O PÚBLICO contactou o Ministério da Saúde sobre o ponto da situação na manhã de quarta-feira, mas não obteve respostas até à hora de publicação deste artigo.
"Estes atrasos são uma pena numa altura em que a aplicação começa a ser compatível com telemóveis mais antigos”, admite Mendonça. Uma das críticas iniciais às aplicações de rastreio de contactos era o facto de não funcionarem com alguns modelos telemóveis (lançados antes de 2014), mas nos últimos meses a Apple, por exemplo, tem-se esforçado por actualizar versões antigas do sistema operativo para funcionar com as aplicações.
“É provável que centenas de milhares pessoas tenham sido alertadas para se isolarem com a StayAway Covid, mas esses números podiam ser mais altos se fosse mais fácil encontrar os códigos para usar e se a aplicação funcionasse fora de Portugal”, reconhece o presidente do Inesc Tec. “A culpa não é de ninguém em específico, mas é um problema colectivo que tem de ser resolvido.”
Ainda assim, vários especialistas questionam a eficácia das aplicações. Apesar de já existirem em mais de 50 países em todo o mundo, há poucos estudos sobre o sucesso das aplicações quando a adesão das pessoas na maioria dos países tem sido baixa (em Portugal, por exemplo, apenas 12% usa a aplicação).
“É impossível falar da eficácia destas aplicações sem falar do número de pessoas que as estão a usar, porque o bom funcionamento destas aplicações depende da adesão das pessoas”, explicou em Novembro o epidemiologista Pedro Laires, da Escola Nacional de Saúde Pública.

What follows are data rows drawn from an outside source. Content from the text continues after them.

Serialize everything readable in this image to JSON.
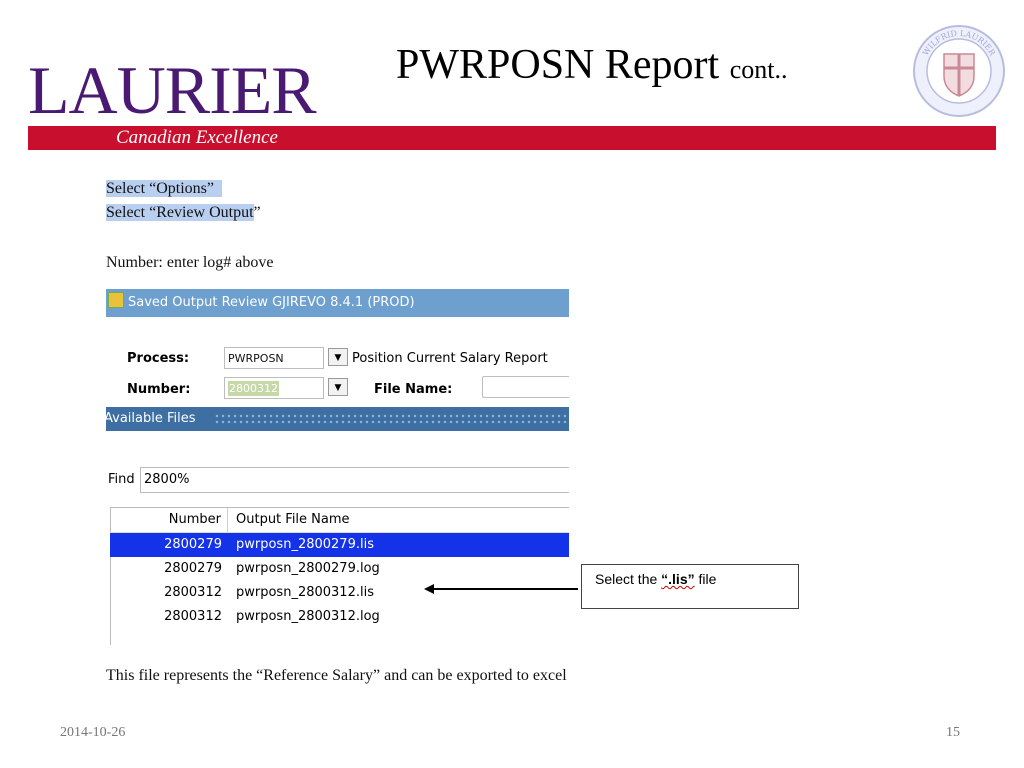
{
  "header": {
    "logo_text": "LAURIER",
    "tagline": "Canadian Excellence",
    "title_main": "PWRPOSN Report",
    "title_suffix": "cont..",
    "seal_text": "WILFRID LAURIER UNIVERSITY"
  },
  "instructions": {
    "line1": "Select “Options”",
    "line2a": "Select “Review Output",
    "line2b": "”",
    "number_note": "Number:  enter log# above"
  },
  "form": {
    "window_title": "Saved Output Review  GJIREVO  8.4.1  (PROD)",
    "process_label": "Process:",
    "process_value": "PWRPOSN",
    "process_desc": "Position Current Salary Report",
    "number_label": "Number:",
    "number_value": "2800312",
    "file_name_label": "File Name:",
    "file_name_value": "",
    "section_label": "Available Files",
    "find_label": "Find",
    "find_value": "2800%",
    "columns": [
      "Number",
      "Output File Name"
    ],
    "rows": [
      {
        "number": "2800279",
        "file": "pwrposn_2800279.lis",
        "selected": true
      },
      {
        "number": "2800279",
        "file": "pwrposn_2800279.log",
        "selected": false
      },
      {
        "number": "2800312",
        "file": "pwrposn_2800312.lis",
        "selected": false
      },
      {
        "number": "2800312",
        "file": "pwrposn_2800312.log",
        "selected": false
      }
    ]
  },
  "callout": {
    "prefix": "Select the ",
    "bold": "“.lis”",
    "suffix": " file"
  },
  "note": "This file represents the “Reference Salary” and can be exported to excel",
  "footer": {
    "date": "2014-10-26",
    "page": "15"
  },
  "colors": {
    "brand_purple": "#4a1a73",
    "brand_red": "#c8102e",
    "selection_blue": "#1432e8"
  }
}
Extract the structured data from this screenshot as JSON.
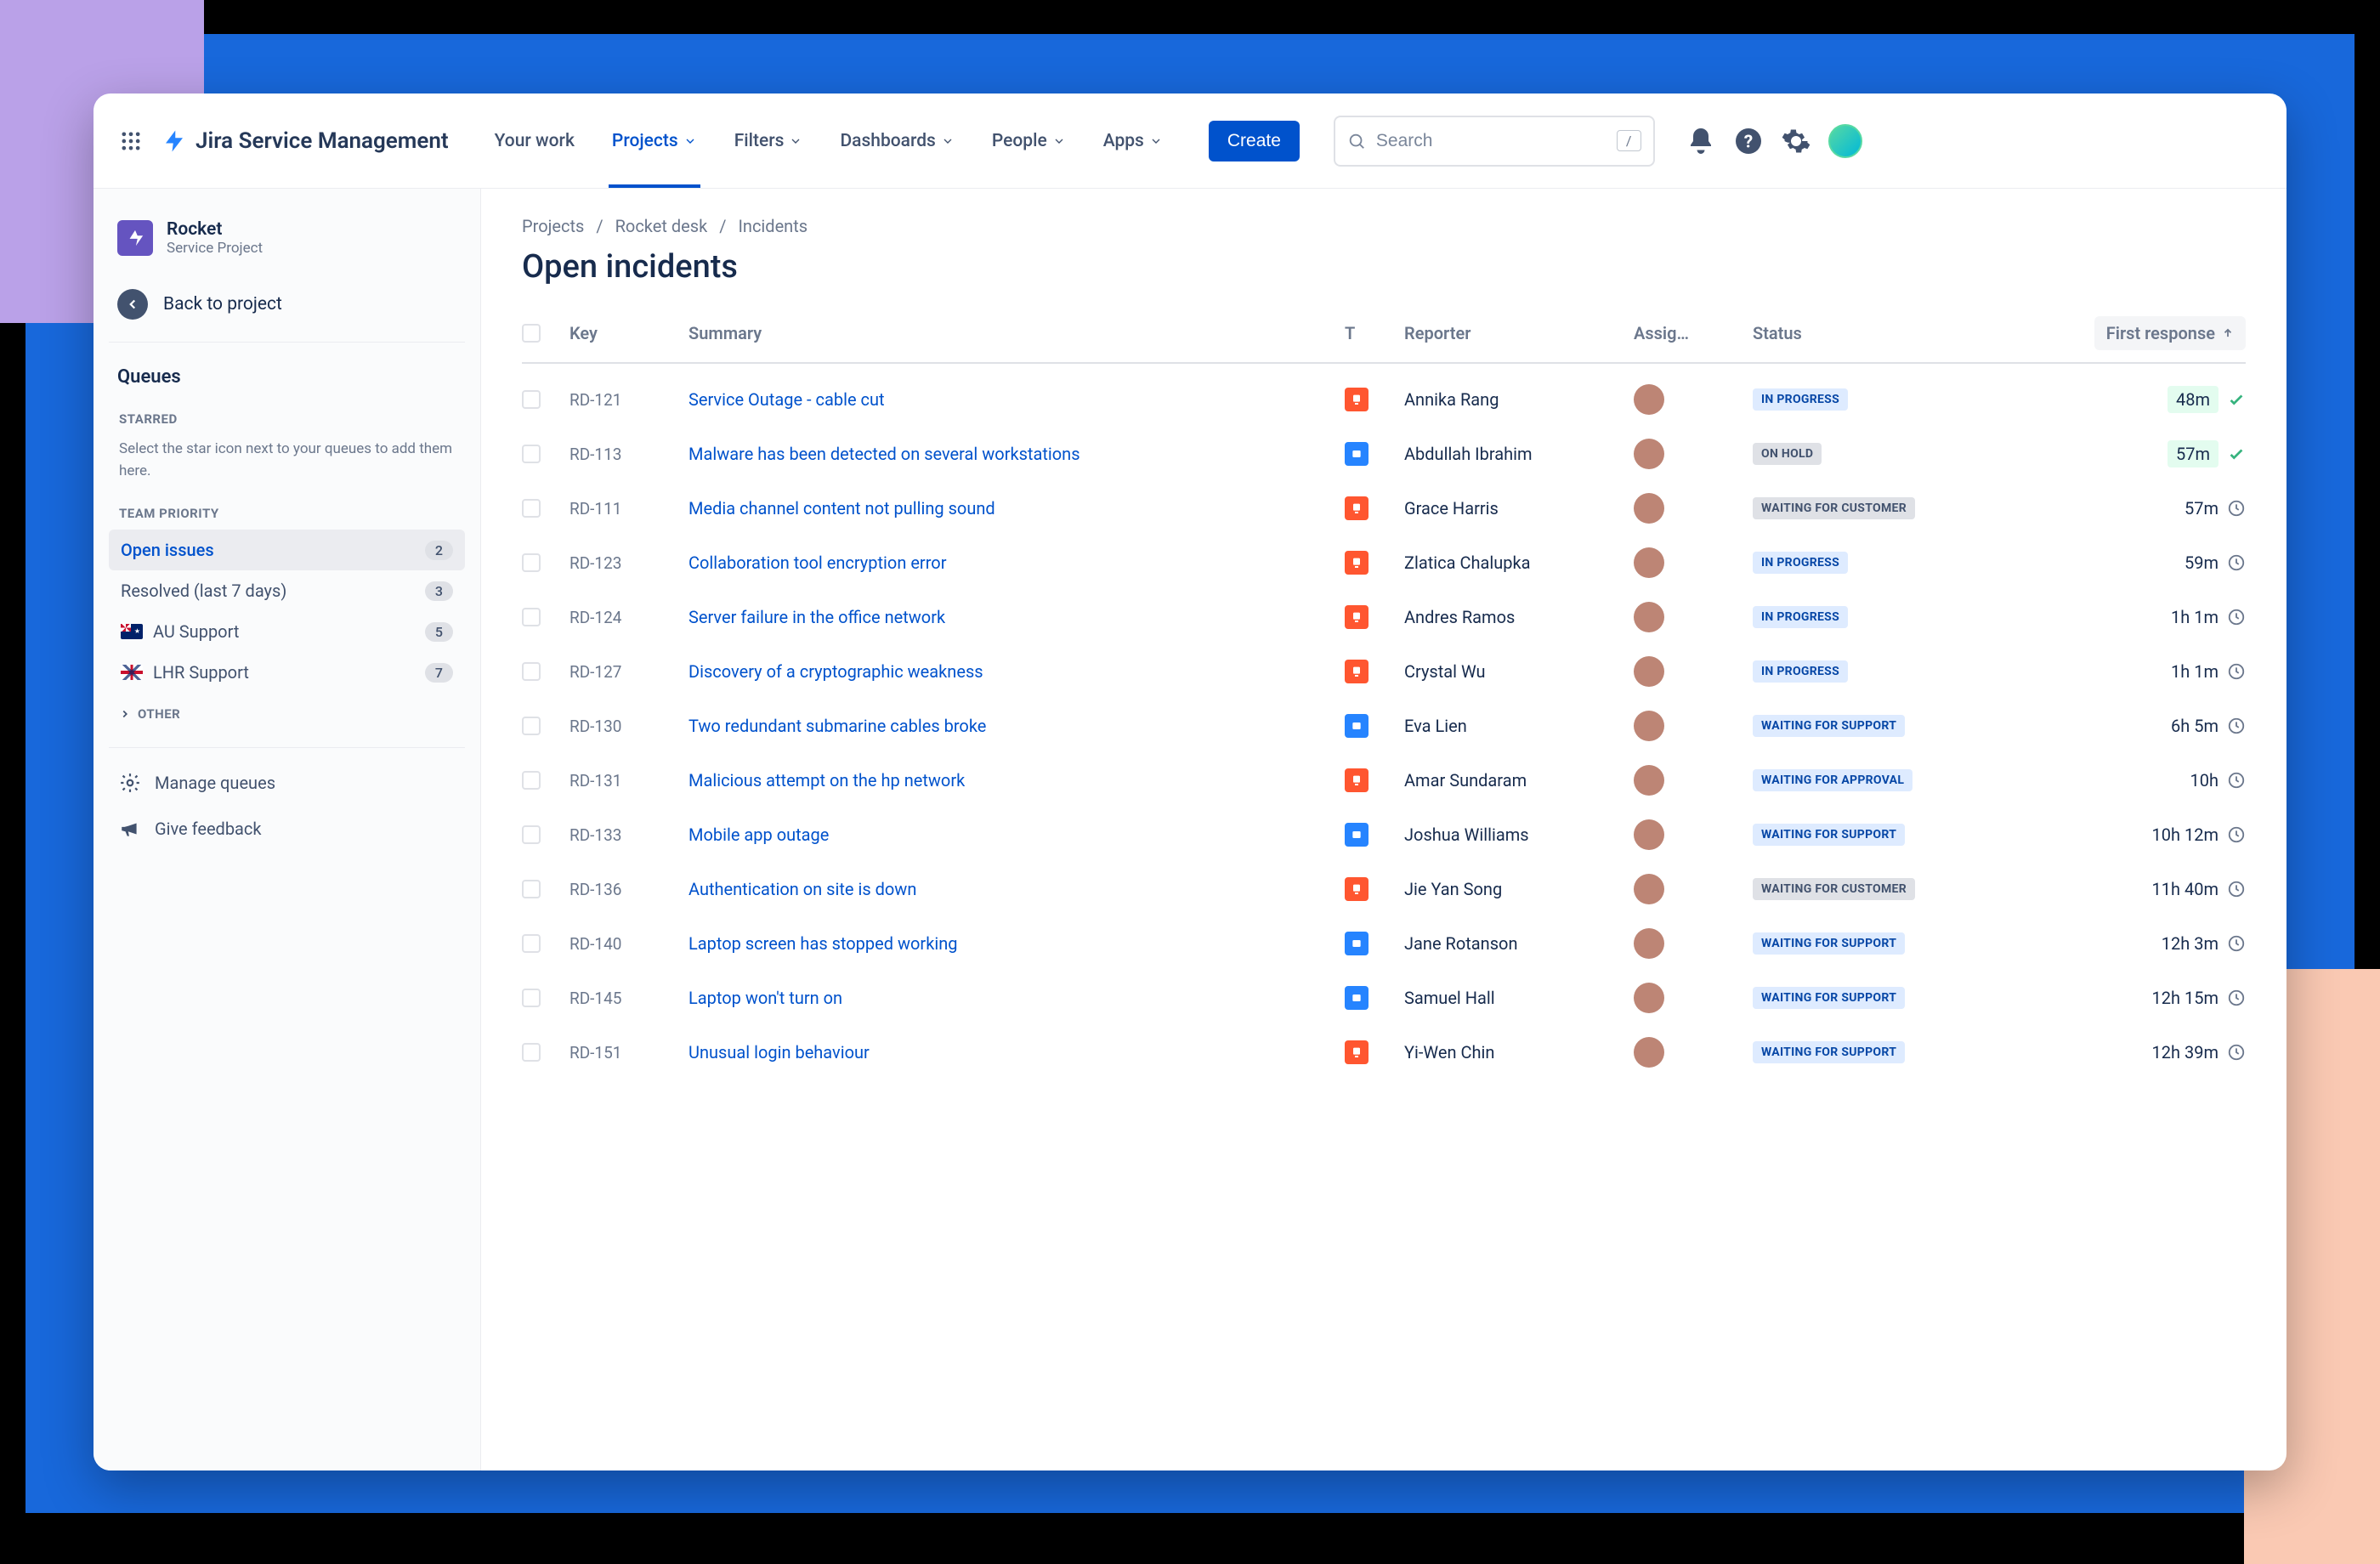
{
  "app": {
    "name": "Jira Service Management"
  },
  "topnav": {
    "items": [
      {
        "label": "Your work",
        "dropdown": false,
        "active": false
      },
      {
        "label": "Projects",
        "dropdown": true,
        "active": true
      },
      {
        "label": "Filters",
        "dropdown": true,
        "active": false
      },
      {
        "label": "Dashboards",
        "dropdown": true,
        "active": false
      },
      {
        "label": "People",
        "dropdown": true,
        "active": false
      },
      {
        "label": "Apps",
        "dropdown": true,
        "active": false
      }
    ],
    "create_label": "Create",
    "search_placeholder": "Search",
    "search_shortcut": "/"
  },
  "sidebar": {
    "project_name": "Rocket",
    "project_sub": "Service Project",
    "back_label": "Back to project",
    "queues_title": "Queues",
    "starred_heading": "STARRED",
    "starred_hint": "Select the star icon next to your queues to add them here.",
    "team_priority_heading": "TEAM PRIORITY",
    "queues": [
      {
        "label": "Open issues",
        "count": "2",
        "active": true,
        "flag": null
      },
      {
        "label": "Resolved (last 7 days)",
        "count": "3",
        "active": false,
        "flag": null
      },
      {
        "label": "AU Support",
        "count": "5",
        "active": false,
        "flag": "au"
      },
      {
        "label": "LHR Support",
        "count": "7",
        "active": false,
        "flag": "uk"
      }
    ],
    "other_heading": "OTHER",
    "manage_label": "Manage queues",
    "feedback_label": "Give feedback"
  },
  "breadcrumbs": [
    "Projects",
    "Rocket desk",
    "Incidents"
  ],
  "page_title": "Open incidents",
  "columns": {
    "key": "Key",
    "summary": "Summary",
    "type": "T",
    "reporter": "Reporter",
    "assignee": "Assig…",
    "status": "Status",
    "first_response": "First response"
  },
  "status_labels": {
    "progress": "IN PROGRESS",
    "hold": "ON HOLD",
    "waiting_customer": "WAITING FOR CUSTOMER",
    "waiting_support": "WAITING FOR SUPPORT",
    "waiting_approval": "WAITING FOR APPROVAL"
  },
  "rows": [
    {
      "key": "RD-121",
      "summary": "Service Outage - cable cut",
      "type": "orange",
      "reporter": "Annika Rang",
      "status": "progress",
      "response": "48m",
      "resp_state": "ok"
    },
    {
      "key": "RD-113",
      "summary": "Malware has been detected on several workstations",
      "type": "blue",
      "reporter": "Abdullah Ibrahim",
      "status": "hold",
      "response": "57m",
      "resp_state": "ok"
    },
    {
      "key": "RD-111",
      "summary": "Media channel content not pulling sound",
      "type": "orange",
      "reporter": "Grace Harris",
      "status": "waiting_customer",
      "response": "57m",
      "resp_state": "clock"
    },
    {
      "key": "RD-123",
      "summary": "Collaboration tool encryption error",
      "type": "orange",
      "reporter": "Zlatica Chalupka",
      "status": "progress",
      "response": "59m",
      "resp_state": "clock"
    },
    {
      "key": "RD-124",
      "summary": "Server failure in the office network",
      "type": "orange",
      "reporter": "Andres Ramos",
      "status": "progress",
      "response": "1h 1m",
      "resp_state": "clock"
    },
    {
      "key": "RD-127",
      "summary": "Discovery of a cryptographic weakness",
      "type": "orange",
      "reporter": "Crystal Wu",
      "status": "progress",
      "response": "1h 1m",
      "resp_state": "clock"
    },
    {
      "key": "RD-130",
      "summary": "Two redundant submarine cables broke",
      "type": "blue",
      "reporter": "Eva Lien",
      "status": "waiting_support",
      "response": "6h 5m",
      "resp_state": "clock"
    },
    {
      "key": "RD-131",
      "summary": "Malicious attempt on the hp network",
      "type": "orange",
      "reporter": "Amar Sundaram",
      "status": "waiting_approval",
      "response": "10h",
      "resp_state": "clock"
    },
    {
      "key": "RD-133",
      "summary": "Mobile app outage",
      "type": "blue",
      "reporter": "Joshua Williams",
      "status": "waiting_support",
      "response": "10h 12m",
      "resp_state": "clock"
    },
    {
      "key": "RD-136",
      "summary": "Authentication on site is down",
      "type": "orange",
      "reporter": "Jie Yan Song",
      "status": "waiting_customer",
      "response": "11h 40m",
      "resp_state": "clock"
    },
    {
      "key": "RD-140",
      "summary": "Laptop screen has stopped working",
      "type": "blue",
      "reporter": "Jane Rotanson",
      "status": "waiting_support",
      "response": "12h 3m",
      "resp_state": "clock"
    },
    {
      "key": "RD-145",
      "summary": "Laptop won't turn on",
      "type": "blue",
      "reporter": "Samuel Hall",
      "status": "waiting_support",
      "response": "12h 15m",
      "resp_state": "clock"
    },
    {
      "key": "RD-151",
      "summary": "Unusual login behaviour",
      "type": "orange",
      "reporter": "Yi-Wen Chin",
      "status": "waiting_support",
      "response": "12h 39m",
      "resp_state": "clock"
    }
  ]
}
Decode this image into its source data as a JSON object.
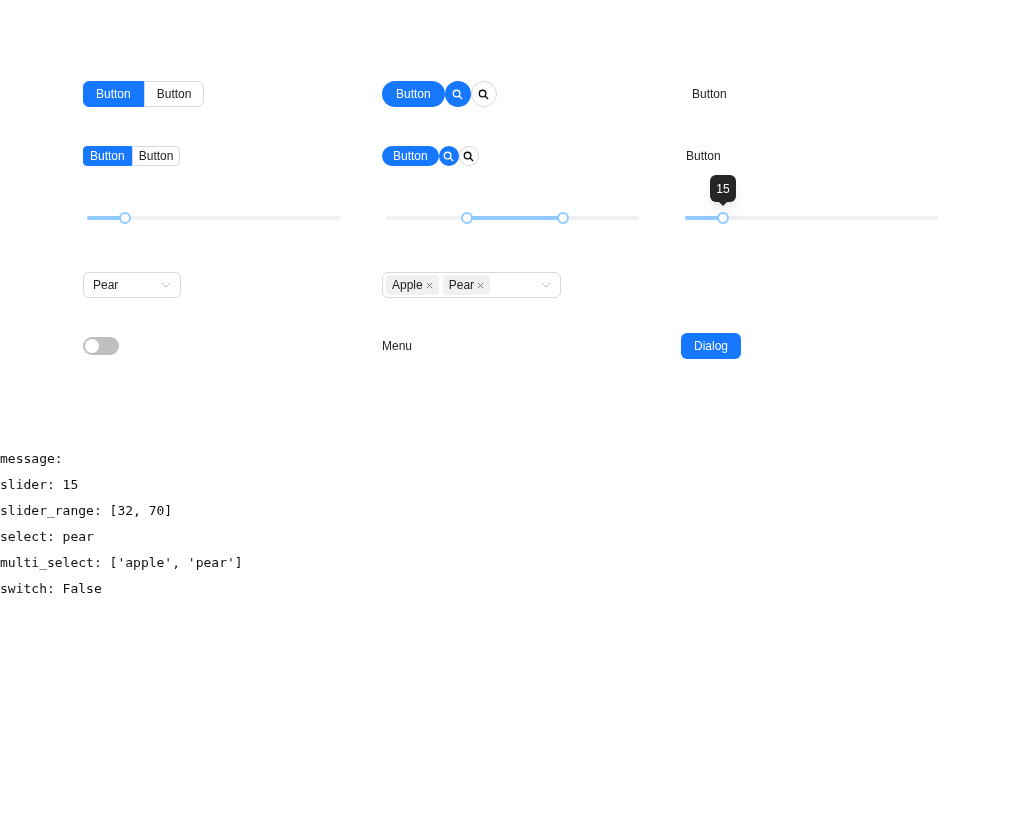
{
  "button_groups": [
    {
      "buttons": [
        {
          "label": "Button",
          "kind": "primary"
        },
        {
          "label": "Button",
          "kind": "default"
        }
      ]
    },
    {
      "buttons": [
        {
          "label": "Button",
          "kind": "primary"
        },
        {
          "label": "Button",
          "kind": "default"
        }
      ]
    }
  ],
  "round_groups": [
    {
      "buttons": [
        {
          "label": "Button",
          "kind": "primary"
        },
        {
          "kind": "primary-icon"
        },
        {
          "kind": "default-icon"
        }
      ]
    },
    {
      "buttons": [
        {
          "label": "Button",
          "kind": "primary"
        },
        {
          "kind": "primary-icon"
        },
        {
          "kind": "default-icon"
        }
      ]
    }
  ],
  "text_buttons": [
    {
      "label": "Button"
    },
    {
      "label": "Button"
    }
  ],
  "slider": {
    "level": 0.15
  },
  "range_slider": {
    "handles": [
      {
        "level": 0.32
      },
      {
        "level": 0.7
      }
    ]
  },
  "tooltip_slider": {
    "level": 0.15,
    "tooltip": "15"
  },
  "select": {
    "value": "Pear"
  },
  "multi_select": {
    "tags": [
      "Apple",
      "Pear"
    ]
  },
  "switch": {
    "on": false
  },
  "menu": {
    "label": "Menu"
  },
  "dialog_button": {
    "label": "Dialog"
  },
  "output_lines": [
    "message:",
    "slider: 15",
    "slider_range: [32, 70]",
    "select: pear",
    "multi_select: ['apple', 'pear']",
    "switch: False"
  ]
}
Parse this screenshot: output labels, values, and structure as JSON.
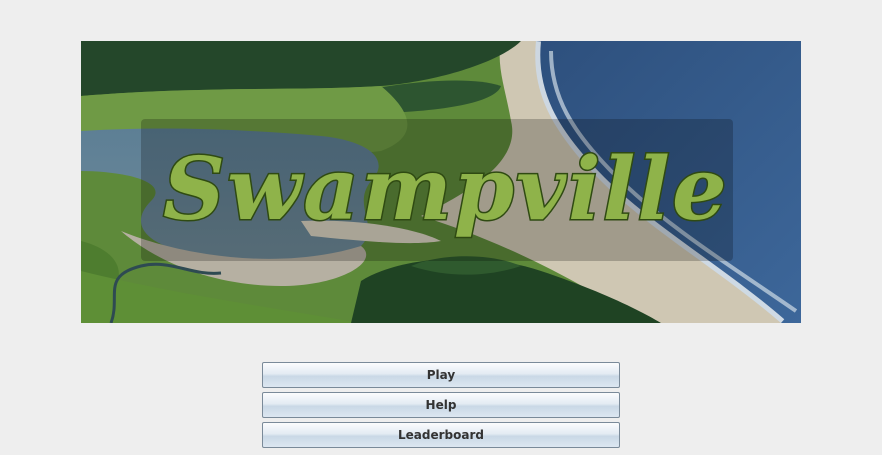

Para a equipa da StayAway Covid, no entanto, a aplicação portuguesa podia ser mais eficaz para as 1,25 milhões de pessoas que a usam. “É preciso garantir que a app está a emitir o máximo de alertas que pode. Porque ao emitir mais alertas de suspeitas de infecção, a app poderá certamente ajudar a reduzir o número de infectados e mortes”, sublinha José Manual Mendonça. “E isso ajudará a travar o evoluir da pandemia.”